Wealth Shocks and Executive Compensation: Evidence from CEO Divorce
The University of Melbourne; Financial Research Network (FIRN)
September 3, 2012
To empirically test the impact of CEOs’ outside wealth on their compensation, I use spousal divorce as a proxy for a negative shock to a CEO’s outside wealth. I predict that this shock decreases a CEO's risk tolerance and that the board of directors adjusts the CEO's compensation incentives in response to the change in wealth incentives. I find that cash bonuses, restricted stock grants, and option grants increase following CEO divorce, suggesting boards react to changes in CEOs' outside wealth and risk incentives.

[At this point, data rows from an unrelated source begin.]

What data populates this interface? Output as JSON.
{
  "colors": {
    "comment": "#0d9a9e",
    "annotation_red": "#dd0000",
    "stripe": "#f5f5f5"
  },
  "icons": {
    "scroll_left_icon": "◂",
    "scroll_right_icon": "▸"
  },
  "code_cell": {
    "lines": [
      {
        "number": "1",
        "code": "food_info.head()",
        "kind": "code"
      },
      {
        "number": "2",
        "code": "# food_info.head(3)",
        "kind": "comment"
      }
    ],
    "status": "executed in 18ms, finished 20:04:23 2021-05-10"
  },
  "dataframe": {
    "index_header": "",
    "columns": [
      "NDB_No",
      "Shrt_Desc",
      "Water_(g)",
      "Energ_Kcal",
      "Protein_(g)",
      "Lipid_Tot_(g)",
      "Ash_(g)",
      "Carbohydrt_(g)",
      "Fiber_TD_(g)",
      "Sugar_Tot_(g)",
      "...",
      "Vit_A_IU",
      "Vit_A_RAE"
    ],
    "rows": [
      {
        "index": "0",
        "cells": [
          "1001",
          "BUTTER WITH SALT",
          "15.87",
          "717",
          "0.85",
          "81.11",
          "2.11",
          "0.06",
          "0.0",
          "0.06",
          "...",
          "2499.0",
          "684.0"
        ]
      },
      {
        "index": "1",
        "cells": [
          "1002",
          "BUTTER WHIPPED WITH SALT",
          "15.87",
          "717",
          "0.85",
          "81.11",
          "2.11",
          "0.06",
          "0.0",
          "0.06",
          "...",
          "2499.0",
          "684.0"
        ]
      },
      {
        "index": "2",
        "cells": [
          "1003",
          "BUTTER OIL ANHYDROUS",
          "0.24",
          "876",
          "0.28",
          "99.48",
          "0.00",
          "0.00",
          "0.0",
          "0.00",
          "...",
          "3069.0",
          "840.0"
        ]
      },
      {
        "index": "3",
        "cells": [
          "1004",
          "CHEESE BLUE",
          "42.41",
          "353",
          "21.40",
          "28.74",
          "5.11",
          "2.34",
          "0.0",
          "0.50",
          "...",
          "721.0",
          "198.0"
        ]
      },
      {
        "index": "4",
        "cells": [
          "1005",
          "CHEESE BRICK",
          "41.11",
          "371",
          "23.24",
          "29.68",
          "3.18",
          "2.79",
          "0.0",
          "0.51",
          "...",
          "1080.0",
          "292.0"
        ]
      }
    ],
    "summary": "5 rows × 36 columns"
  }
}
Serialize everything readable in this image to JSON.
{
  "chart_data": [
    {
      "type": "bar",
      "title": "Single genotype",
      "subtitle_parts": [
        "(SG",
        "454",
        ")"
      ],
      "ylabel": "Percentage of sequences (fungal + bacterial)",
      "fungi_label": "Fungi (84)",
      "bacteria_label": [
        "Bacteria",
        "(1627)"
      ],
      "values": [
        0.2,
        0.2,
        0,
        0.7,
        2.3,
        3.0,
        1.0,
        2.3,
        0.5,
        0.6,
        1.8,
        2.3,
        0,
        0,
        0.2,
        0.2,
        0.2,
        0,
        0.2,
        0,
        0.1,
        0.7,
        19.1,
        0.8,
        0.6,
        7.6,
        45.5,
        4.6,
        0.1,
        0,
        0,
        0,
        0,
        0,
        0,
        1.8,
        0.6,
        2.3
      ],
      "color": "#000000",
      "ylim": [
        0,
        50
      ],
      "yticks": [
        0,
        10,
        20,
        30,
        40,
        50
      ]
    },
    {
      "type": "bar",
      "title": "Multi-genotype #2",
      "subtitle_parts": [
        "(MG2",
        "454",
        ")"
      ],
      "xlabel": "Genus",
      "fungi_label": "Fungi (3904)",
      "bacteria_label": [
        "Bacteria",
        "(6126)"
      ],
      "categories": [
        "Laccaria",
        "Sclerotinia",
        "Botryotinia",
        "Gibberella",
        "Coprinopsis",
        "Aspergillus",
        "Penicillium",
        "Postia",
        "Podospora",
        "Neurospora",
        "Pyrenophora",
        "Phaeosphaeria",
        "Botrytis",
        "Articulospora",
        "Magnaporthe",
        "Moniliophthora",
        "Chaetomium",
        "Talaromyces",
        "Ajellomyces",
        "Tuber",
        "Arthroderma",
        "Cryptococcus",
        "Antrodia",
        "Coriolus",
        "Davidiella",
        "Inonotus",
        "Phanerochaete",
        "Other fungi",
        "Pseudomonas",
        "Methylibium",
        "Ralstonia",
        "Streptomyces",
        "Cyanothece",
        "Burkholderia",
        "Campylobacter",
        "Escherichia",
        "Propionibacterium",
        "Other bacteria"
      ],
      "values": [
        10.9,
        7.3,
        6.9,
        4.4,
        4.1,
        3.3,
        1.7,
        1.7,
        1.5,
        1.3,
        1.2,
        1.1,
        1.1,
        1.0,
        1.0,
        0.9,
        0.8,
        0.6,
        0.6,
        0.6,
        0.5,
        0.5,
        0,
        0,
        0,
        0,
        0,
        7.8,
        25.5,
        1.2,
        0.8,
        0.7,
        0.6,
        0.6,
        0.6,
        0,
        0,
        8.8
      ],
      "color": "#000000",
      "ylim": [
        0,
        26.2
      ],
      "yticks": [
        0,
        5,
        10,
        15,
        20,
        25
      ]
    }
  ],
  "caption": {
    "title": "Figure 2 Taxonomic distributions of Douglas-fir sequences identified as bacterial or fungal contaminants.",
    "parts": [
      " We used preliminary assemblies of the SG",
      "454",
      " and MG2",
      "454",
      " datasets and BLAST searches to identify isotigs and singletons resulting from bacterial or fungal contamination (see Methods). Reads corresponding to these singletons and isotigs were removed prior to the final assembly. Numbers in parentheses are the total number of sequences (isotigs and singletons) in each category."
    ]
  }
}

I also find lower equity risk, idiosyncratic risk, and cash flow risk during the year of a CEO’s divorce, consistent with lower risk tolerance. I find no support for alternative explanations of the observed compensation increases: There is no evidence that CEOs delay compensation to the years following divorce. Lower risk does not result from CEOs from being 'distracted' by the divorce. Higher compensation following divorce is not driven by selection bias. In addition, the results are not driven by firm governance, CEO effort, or other variables related to the probability of divorce. Overall, compensation increases suggest the board of directors provides greater risk-taking incentives following a loss of wealth.